The body, belonging to the first voice, dipped closer to me. I felt him brush my shoulder and give me a shake. My vision swam. Gone was the dire expression. All I could see were blurred shapes, gray moving lumps in the dim light.
“We sure she’s a shifter? Doesn’t look like one.”
“Smell her,” the other one offered. I heard an inhale. I wanted to laugh, but my sore body wouldn’t allow it. My ribs ached inside me. I closed my eyes instead and begged to drift away.
“She’s gotta be one hell of a late bloomer.” First Voice still seemed skeptical. “Let’s get her to the Academy.”
They’re wrong. Dead wrong. I’m as human as my parents, who are gone from this world. I can feel the warm touch of a tear running down my face. They’ve got the wrong girl. Shifters are powerful mythical creatures that live in far-flung pockets of the world. They have immense power and unique abilities, depending on their animal.
And me? I’m not that.
I can’t remember the drive. If it was in a car or a truck or an ambulance. But I do remember First Voice telling me to be strong. That I was going somewhere safe. A place where young shifters could live freely and be successful. He said that I probably wasn’t told about my shifter powers.

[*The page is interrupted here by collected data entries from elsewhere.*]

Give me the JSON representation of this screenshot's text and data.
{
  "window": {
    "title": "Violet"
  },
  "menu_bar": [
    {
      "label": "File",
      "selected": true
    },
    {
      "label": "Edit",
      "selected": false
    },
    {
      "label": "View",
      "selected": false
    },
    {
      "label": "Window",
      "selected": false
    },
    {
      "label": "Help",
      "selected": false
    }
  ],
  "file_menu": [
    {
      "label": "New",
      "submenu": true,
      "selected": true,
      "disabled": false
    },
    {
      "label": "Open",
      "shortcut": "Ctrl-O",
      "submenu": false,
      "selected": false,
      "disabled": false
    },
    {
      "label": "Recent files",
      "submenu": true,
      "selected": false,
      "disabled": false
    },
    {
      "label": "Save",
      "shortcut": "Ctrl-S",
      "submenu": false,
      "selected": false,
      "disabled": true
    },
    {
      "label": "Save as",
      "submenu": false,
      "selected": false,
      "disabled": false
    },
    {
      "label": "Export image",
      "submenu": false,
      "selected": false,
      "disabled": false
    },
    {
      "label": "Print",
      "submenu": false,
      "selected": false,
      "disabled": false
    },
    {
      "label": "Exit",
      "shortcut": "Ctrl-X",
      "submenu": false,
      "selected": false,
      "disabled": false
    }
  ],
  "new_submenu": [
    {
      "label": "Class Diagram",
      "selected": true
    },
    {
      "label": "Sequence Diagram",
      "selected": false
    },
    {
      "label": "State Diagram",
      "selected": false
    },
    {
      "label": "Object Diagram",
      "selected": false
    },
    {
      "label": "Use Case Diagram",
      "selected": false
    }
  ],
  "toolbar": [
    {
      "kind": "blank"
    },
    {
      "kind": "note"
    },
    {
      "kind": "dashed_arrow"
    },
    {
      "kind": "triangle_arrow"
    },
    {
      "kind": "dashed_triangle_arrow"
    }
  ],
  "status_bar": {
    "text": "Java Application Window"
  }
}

“Don’t worry. You’ll survive this.”
Was he right?
Darkness overtook me, and I let the world slip away.
***
My name is Fiona Adelson, and I’m almost 100% certain that I’m not a shifter. Gym was my worst subject in high school, and besides the occasional yoga class, I was never much for athletics. I was an average student. I was an average girl. Just another young woman living in the suburbs and making plans to hang out with friends occasionally. I’d been looking at going to community college for computer science or marketing. There’s a bizarre birthmark on my lower back, but that’s about the strangest thing about me.
And now…
Everything was different.
When I woke up, the smoke had been replaced by sheets so white that they burned my eyes. I was in some kind of cot. I shifted beneath the sheets and a thin blanket. This hospital bed screamed clinical, but the stone walls that my eyes found told a different story. Completely medieval. This was some kind of a hospital wing.
I rubbed my face, which felt freshly clean but raw. I ran a finger across my eyelids and found puffy tender flesh. No doubt outrageously pink as my skin tended to get.
“You’ve been crying all night,” someone said. I jerked my head to the side as a figure approached. Chestnut curls paired with twinkling green eyes? I might be in trouble. A young man, probably not much older than me, in a fine-looking Oxford shirt with an emblem sewn onto the pocket. He had the shirt rolled up to reveal strong forearms, but it was his wicked grin that caught my eye.
Everything else in the room seemed to tumble away as he threw himself into the chair beside my bed. “Must be lonely here,” he said casually. As if we were already friends. He gestured with his thumb to motion towards the room around us, unintentionally flexing his powerful arm. There’d been boys who played rugby at my high school, but they were never so tall.
Shifter. Something in my body knew it, deep down in my bones.